Customers visit Keota
KEOTA—John Heisdorffer, Iowa Soybean Association director for District 9, had 19 Chinese visitors touring his farm on Sunday, Sept. 15.
The Chinese visitors came to the United States as part of a soybean trade mission. They arrived in the United States on Sept. 9. Sunday was their first day in Iowa.
Heisdorffer said it is important to the Chinese businessmen to see where their imports are coming from.
“They like to see the crops in the fields and get to find out the availability for next year,” Heisdorffer said.
Another concern is what the pricing for the crops will be, Heisdorffer said. This was one of the first questions he had from the Chinese visitors.
“What do you think the market price will be for this year?” asked U.S. Soybean Export Council (USSEC) county director Xiaoping Zhang, who also acted as translator for the visit. “Will it be the same or different than last year?”
“There will be a difference,” Heisdorffer said. “Last year we had 5 inches of rain in August and this year we’re very dry.”
Zhang asked Heisdorffer if the revenue for this year’s soybean crop would be as good as last year’s. Heisdorffer said the revenue would be lower because of the drought situation.
Zhang asked if there was an estimate on the price per bushel for the soybean crop for this year.
Lindsay Greiner, farm and food ambassador for the Iowa Soybean Association, estimated the average price per bushel to be around $7.50 an acre.
“You can take $100 off per acre from last year easily,” Greiner said.
Heisdorffer showed the group the corn and soybeans he had picked earlier that morning. His corn kernels were so dry that the corn was beginning to fall off from the ear and could be broken apart easily, which he demonstrated to the group. The soybean leaves were yellow and the pods were averaging to be a three-pod crop, Heisdorffer said.
Greiner and Heisdorffer didn’t just speak about their crops. Several of the Chinese visitors noticed Heisdorffer had hog barns out back. Zhang asked how many hogs Heisdorffer had on his farm.
“We have 450–600 here,” Heisdorffer said. “Lindsay probably has about 5,000 on his farm.”
Zhang explained in China there is a high demand for pork. He said the price keeps getting higher as the demand increases and more pork was being imported into China from the United States because China’s pork producers couldn’t keep up. He asked what the marketing size for the hogs were on Heisdorffer’s farm.
“It keeps going up,” Heisdorffer said. “They’re averaging out to be 285 – 300 pounds.”
Heisdorffer explained to Zhang that he doesn’t own the hogs. He gets them from a company in Illinois, which rents the hogs to him. He owns his own barns and pays for the feed, but the vaccinations are all done before they get to his farm.
“In China it’s common for the hog farmer to take care of everything, including the vaccination,” Zhang said. “Some have a farm that the pigs come right from the sow.”
He asked if Heisdorffer knew of any hog farmers that receive the piglets right from the sows.

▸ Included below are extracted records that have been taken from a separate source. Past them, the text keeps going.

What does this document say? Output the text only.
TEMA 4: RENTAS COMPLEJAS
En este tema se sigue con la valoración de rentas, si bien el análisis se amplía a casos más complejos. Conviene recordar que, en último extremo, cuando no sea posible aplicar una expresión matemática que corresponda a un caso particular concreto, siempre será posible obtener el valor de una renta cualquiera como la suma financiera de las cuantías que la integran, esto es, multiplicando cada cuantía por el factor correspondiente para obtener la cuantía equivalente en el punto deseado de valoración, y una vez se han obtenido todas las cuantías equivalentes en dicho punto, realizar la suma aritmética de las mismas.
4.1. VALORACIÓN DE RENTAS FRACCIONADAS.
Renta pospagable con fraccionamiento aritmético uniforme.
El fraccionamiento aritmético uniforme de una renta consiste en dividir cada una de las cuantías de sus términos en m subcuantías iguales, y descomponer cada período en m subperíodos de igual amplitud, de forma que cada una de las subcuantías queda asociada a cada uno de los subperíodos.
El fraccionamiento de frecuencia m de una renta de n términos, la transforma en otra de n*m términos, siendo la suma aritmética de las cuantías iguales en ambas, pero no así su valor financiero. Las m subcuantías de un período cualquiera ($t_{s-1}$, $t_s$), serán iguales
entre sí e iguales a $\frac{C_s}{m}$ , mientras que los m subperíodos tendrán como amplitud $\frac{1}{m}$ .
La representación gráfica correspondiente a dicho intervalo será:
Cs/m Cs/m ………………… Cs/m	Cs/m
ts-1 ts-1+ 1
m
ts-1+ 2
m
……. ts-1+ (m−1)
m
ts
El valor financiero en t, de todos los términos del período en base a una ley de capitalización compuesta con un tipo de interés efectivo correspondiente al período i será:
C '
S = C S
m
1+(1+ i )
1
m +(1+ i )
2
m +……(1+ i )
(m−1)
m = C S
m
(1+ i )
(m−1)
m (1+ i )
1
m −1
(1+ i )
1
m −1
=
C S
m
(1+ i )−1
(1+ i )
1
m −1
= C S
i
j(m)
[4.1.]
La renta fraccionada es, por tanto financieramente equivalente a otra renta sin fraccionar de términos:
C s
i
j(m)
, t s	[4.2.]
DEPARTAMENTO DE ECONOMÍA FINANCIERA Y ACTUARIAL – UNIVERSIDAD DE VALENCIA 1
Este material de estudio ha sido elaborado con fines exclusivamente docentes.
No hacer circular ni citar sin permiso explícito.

He also said this wasn’t as common in Iowa as it used to be.
After looking at the soybean field and hog barns, the Chinese visitors went to lunch in Washington. Then they headed back to Davenport, where they will be speaking at Soy Trade Exchange and Grains Export Shipping Conference from Monday, Sept. 16 through Tuesday, Sept. 17. They will leave for China on Sept. 19.
This was the third time Heisdorffer had hosted Chinese visitors on his farm.